Earlier we said that VectorValueAccumulator stores only two subtypes of AbstractTransformedValue: LinkedVectorValue and VectorValue. One might therefore ask about the third subtype, namely, UntransformedValue.

It turns out that it is very often useful to store UntransformedValues. Additionally, since UntransformedValues must always correspond exactly to the indices they are assigned to, we can unwrap them and do not need to store them as array-like blocks!

This is the role of RawValueAccumulator.

oavi = DynamicPPL.OnlyAccsVarInfo(DynamicPPL.RawValueAccumulator(false))
_, oavi = DynamicPPL.init!!(dirichlet_model, oavi, InitFromPrior(), UnlinkAll())
raw_vals = get_raw_values(oavi)
VarNamedTuple
└─ x => PartialArray size=(3,) data::Vector{Float64}
        ├─ (1,) => 0.3127737487043817
        ├─ (2,) => 0.3648323204580915
        └─ (3,) => 0.32239393083752677

Note that when we unwrap UntransformedValues, we also lose the block structure that was present in the model. That means that in RawValueAccumulator, there is no longer any notion that x[1:3] was set together, so the keys correspond to the individual indices.

keys(raw_vals)
3-element Vector{VarName}:
 x[1]
 x[2]
 x[3]

In particular, the outputs of RawValueAccumulator are used for chain construction. This is why indices of keys like x[1:3] ~ dist end up being split up in chains.

Note

If you have an entire vector belonging to a top-level symbol, e.g. x ~ Dirichlet(ones(3)), it will not be broken up (as long as you use FlexiChains).

Why do we still need to store TransformedValues?

Given that RawValueAccumulator exists, one may wonder why we still need to store the other AbstractTransformedValues at all, i.e. what the purpose of VectorValueAccumulator is.

Currently, the only remaining reason for transformed values is the fact that we may sometimes need to perform DynamicPPL.unflatten!! on a VarInfo, to insert new values into it from a vector.
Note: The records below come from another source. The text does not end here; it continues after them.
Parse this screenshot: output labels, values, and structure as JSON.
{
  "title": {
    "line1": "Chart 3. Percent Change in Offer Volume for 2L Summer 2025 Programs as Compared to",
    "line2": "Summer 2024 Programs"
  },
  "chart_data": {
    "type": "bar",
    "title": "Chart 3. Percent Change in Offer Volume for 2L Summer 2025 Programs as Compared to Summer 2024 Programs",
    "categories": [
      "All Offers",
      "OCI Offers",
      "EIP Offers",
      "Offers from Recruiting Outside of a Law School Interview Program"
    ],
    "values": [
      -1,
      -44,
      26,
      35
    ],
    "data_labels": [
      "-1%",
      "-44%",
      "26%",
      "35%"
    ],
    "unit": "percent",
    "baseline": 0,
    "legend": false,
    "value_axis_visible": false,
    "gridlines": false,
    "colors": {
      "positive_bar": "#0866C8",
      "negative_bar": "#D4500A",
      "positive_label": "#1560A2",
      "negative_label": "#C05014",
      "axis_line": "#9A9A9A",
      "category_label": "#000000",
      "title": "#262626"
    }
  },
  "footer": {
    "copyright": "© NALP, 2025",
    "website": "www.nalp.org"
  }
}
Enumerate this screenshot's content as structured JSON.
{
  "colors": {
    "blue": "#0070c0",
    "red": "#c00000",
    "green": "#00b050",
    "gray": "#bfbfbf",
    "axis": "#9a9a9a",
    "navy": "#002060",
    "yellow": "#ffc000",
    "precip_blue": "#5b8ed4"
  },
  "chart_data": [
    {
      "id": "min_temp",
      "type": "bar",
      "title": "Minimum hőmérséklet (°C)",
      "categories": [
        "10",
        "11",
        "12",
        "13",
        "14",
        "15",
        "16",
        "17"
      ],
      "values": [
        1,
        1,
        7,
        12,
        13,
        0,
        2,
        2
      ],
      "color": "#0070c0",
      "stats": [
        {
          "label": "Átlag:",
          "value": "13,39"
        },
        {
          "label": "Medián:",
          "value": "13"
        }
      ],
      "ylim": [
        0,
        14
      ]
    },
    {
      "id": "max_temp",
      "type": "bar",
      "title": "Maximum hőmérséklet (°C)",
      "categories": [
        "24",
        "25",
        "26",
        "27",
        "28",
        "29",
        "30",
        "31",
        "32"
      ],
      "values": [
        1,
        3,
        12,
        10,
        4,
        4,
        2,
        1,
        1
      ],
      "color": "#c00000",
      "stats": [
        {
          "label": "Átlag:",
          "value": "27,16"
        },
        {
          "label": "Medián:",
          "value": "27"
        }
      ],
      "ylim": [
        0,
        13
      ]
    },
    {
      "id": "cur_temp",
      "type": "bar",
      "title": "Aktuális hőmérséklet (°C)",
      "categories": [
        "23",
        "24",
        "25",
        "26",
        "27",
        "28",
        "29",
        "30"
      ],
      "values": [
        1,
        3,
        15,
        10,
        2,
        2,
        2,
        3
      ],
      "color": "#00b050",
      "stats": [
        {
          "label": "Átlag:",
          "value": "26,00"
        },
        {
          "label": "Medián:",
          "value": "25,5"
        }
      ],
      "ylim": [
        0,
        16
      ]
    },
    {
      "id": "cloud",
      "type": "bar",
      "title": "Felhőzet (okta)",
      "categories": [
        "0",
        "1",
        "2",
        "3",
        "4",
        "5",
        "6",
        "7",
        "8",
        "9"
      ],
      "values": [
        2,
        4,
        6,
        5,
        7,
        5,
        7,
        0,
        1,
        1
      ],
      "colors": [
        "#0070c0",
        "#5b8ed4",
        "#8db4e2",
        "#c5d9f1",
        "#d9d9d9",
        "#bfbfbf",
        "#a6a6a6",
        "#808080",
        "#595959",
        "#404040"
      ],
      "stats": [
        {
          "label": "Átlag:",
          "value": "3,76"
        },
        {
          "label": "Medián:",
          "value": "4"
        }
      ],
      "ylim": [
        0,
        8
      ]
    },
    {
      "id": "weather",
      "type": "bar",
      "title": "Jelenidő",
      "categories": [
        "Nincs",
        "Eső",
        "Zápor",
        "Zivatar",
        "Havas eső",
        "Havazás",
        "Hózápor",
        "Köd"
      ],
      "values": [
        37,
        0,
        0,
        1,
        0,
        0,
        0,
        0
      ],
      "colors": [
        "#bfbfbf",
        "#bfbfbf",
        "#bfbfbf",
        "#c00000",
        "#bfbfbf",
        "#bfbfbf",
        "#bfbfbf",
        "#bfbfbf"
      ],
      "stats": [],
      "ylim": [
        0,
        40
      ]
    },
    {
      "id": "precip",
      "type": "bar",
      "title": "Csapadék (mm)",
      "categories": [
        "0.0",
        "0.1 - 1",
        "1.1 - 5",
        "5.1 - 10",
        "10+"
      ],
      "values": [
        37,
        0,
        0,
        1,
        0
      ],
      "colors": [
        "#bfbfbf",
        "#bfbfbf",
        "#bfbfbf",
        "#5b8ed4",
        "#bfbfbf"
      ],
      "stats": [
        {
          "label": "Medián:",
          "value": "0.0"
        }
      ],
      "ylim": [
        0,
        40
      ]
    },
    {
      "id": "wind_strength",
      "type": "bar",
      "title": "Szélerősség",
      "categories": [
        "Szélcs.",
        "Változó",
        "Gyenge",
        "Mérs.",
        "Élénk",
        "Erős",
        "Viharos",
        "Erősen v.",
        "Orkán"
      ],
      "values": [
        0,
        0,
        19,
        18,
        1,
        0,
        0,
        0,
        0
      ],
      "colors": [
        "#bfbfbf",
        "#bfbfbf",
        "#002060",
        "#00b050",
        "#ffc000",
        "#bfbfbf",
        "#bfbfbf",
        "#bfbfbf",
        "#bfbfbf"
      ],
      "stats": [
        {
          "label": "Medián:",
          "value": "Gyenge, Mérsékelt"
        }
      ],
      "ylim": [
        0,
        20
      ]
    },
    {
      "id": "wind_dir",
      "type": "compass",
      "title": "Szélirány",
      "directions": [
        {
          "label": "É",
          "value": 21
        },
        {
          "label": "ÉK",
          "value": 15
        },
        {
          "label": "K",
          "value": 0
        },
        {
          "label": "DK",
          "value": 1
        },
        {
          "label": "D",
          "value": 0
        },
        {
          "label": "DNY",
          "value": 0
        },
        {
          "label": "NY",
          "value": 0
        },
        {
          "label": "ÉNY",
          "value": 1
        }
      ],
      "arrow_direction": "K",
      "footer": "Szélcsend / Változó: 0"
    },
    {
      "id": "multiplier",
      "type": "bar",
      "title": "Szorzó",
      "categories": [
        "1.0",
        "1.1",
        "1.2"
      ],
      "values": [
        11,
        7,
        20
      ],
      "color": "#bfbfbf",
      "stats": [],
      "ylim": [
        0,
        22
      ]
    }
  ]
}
vi = VarInfo(dirichlet_model)
vi[@varname(x[1:3])]
3-element Vector{Float64}:
 0.1263750296477373
 0.39656291979385505
 0.47706205055840767
vi = DynamicPPL.unflatten!!(vi, [0.2, 0.5, 0.3])
vi[@varname(x[1:3])]
3-element view(::Vector{Float64}, 1:3) with eltype Float64:
 0.2
 0.5
 0.3

If we do not store the vectorised form of the values, we will not know how many values to read from the input vector for each key.

Removing upstream usage of unflatten!! would allow us to completely get rid of TransformedValueAccumulator and only ever use RawValueAccumulator. See this DynamicPPL issue for more information.
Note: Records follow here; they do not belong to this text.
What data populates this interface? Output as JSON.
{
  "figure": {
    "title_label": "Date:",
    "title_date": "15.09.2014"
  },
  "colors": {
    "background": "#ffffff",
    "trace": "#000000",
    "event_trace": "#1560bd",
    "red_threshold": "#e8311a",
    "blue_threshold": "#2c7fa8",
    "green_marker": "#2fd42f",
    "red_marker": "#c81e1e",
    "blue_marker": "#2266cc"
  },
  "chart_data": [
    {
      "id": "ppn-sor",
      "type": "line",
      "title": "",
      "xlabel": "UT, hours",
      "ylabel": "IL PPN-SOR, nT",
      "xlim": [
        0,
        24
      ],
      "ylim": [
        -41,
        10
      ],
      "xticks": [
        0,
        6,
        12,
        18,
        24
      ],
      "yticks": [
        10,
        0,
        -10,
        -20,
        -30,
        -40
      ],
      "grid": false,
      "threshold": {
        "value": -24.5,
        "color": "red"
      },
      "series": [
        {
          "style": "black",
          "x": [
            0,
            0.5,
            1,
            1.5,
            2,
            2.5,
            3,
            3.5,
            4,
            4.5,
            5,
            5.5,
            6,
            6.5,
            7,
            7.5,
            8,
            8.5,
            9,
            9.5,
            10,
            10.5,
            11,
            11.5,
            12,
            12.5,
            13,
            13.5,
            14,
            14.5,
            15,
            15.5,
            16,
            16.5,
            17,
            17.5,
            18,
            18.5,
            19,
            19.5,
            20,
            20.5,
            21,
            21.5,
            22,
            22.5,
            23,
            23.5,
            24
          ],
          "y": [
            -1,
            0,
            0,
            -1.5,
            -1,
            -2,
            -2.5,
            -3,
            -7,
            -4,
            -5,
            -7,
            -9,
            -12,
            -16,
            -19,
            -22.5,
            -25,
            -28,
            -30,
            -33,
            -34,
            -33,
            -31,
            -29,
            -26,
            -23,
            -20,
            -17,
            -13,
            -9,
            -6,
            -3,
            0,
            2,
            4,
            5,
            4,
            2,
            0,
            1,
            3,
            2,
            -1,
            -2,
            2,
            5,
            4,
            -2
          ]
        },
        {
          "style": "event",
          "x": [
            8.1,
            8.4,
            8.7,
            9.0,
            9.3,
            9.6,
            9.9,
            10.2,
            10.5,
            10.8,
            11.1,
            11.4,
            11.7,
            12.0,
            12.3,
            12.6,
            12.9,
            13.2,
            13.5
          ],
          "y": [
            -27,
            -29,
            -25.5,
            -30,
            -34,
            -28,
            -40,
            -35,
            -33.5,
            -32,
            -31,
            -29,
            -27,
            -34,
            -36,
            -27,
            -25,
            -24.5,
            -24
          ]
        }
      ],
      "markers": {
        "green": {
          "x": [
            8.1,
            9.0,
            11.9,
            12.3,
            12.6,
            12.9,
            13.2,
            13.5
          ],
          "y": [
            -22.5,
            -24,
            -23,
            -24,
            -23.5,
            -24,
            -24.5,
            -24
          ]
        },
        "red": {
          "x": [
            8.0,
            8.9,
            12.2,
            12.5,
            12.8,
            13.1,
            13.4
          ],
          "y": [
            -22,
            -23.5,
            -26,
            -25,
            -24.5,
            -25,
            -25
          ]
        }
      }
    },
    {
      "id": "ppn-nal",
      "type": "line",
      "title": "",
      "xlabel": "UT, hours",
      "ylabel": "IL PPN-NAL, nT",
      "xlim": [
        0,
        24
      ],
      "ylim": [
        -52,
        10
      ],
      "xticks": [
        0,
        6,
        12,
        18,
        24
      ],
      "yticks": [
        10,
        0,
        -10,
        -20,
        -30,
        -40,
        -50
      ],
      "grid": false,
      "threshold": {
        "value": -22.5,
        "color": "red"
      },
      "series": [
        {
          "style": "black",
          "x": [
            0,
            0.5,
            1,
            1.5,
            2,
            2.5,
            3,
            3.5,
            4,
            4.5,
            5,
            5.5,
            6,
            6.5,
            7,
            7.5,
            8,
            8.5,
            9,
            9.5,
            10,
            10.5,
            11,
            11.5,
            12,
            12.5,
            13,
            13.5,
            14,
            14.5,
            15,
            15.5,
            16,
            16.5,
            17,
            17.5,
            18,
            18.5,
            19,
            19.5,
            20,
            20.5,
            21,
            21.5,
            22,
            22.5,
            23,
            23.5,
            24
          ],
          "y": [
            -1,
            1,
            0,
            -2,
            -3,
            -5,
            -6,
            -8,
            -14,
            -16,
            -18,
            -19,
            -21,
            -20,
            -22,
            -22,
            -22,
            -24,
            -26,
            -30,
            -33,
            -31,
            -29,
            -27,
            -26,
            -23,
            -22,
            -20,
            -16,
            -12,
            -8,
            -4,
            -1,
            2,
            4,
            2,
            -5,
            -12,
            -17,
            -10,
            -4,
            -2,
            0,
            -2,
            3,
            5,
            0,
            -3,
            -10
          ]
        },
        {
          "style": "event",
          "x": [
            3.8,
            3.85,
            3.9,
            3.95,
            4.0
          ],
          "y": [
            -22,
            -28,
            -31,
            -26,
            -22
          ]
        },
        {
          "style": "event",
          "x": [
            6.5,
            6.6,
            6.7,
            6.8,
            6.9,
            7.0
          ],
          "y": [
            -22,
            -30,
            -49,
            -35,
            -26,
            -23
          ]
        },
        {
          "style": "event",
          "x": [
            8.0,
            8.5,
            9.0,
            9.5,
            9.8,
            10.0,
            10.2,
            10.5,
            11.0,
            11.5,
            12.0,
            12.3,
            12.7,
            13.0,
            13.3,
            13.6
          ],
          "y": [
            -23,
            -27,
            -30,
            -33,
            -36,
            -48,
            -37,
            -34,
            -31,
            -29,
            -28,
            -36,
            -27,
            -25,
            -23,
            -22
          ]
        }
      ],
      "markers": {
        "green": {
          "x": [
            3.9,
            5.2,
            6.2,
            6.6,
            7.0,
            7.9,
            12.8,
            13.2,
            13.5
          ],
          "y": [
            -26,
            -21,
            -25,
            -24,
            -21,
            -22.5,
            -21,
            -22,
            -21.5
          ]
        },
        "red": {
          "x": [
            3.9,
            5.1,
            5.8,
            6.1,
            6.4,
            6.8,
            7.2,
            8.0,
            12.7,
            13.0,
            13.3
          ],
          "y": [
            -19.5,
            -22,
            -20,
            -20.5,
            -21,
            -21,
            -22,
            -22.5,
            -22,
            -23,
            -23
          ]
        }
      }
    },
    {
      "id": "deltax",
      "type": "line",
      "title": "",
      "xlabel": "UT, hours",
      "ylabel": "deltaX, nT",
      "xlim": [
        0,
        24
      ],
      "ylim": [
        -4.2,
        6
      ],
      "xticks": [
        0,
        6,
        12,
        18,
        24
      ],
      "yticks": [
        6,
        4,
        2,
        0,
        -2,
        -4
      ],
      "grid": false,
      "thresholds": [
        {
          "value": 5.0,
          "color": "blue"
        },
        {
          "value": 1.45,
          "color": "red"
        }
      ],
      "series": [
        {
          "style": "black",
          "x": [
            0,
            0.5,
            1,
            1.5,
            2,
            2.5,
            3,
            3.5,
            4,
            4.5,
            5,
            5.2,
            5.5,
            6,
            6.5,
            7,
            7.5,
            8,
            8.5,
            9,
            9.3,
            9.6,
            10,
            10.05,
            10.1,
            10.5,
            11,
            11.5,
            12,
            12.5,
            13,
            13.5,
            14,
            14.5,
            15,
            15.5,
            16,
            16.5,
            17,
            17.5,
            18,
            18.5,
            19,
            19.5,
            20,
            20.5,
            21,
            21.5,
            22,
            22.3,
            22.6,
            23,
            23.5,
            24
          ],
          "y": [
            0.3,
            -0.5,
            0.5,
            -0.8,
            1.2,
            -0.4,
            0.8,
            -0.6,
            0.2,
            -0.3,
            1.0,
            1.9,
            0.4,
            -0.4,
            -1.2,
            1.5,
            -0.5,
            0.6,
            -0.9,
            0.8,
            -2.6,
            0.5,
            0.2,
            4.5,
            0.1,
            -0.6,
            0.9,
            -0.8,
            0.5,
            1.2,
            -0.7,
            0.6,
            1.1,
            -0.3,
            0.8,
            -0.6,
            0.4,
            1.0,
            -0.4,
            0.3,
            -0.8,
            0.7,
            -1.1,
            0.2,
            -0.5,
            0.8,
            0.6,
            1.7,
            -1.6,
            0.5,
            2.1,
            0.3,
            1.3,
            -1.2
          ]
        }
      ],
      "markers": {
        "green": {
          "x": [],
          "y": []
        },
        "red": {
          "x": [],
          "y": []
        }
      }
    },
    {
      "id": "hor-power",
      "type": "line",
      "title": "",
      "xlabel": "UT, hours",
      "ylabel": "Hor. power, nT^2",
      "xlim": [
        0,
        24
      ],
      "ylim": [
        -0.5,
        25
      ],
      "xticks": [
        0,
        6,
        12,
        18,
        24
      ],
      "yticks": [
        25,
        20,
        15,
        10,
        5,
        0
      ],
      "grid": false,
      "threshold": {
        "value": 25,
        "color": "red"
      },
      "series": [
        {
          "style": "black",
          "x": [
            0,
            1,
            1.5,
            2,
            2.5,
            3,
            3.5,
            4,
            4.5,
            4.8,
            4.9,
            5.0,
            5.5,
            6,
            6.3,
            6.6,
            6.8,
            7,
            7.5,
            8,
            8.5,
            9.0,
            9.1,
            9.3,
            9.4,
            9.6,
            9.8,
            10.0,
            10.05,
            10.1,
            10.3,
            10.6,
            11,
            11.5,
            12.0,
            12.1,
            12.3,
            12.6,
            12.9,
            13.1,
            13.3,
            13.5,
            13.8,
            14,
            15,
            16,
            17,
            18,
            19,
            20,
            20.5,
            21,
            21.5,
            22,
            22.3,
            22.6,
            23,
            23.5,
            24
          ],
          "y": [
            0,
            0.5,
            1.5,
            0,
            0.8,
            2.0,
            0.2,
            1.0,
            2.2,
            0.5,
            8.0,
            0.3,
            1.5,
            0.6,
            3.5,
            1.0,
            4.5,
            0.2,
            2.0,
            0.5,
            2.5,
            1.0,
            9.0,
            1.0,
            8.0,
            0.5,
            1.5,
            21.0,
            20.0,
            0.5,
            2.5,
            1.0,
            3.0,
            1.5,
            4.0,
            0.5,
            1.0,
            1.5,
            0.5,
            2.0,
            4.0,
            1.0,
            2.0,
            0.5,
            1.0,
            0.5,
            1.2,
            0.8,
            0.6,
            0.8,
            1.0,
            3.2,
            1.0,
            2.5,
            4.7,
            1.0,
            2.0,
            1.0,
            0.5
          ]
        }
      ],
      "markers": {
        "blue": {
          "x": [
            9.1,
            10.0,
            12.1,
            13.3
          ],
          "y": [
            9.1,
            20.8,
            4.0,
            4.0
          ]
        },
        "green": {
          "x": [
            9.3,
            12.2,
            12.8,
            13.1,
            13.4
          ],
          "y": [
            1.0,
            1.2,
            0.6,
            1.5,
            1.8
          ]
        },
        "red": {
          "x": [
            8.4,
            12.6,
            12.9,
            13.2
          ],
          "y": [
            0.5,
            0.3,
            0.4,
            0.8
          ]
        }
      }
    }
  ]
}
One possibility for removing unflatten!! is to turn it into a function that, instead of generating a new VarInfo, instead generates a tuple of new initialisation and link strategies which returns LinkedVectorValues or VectorValues containing views into the input vector. This would be conceptually very similar to how LogDensityFunction currently works.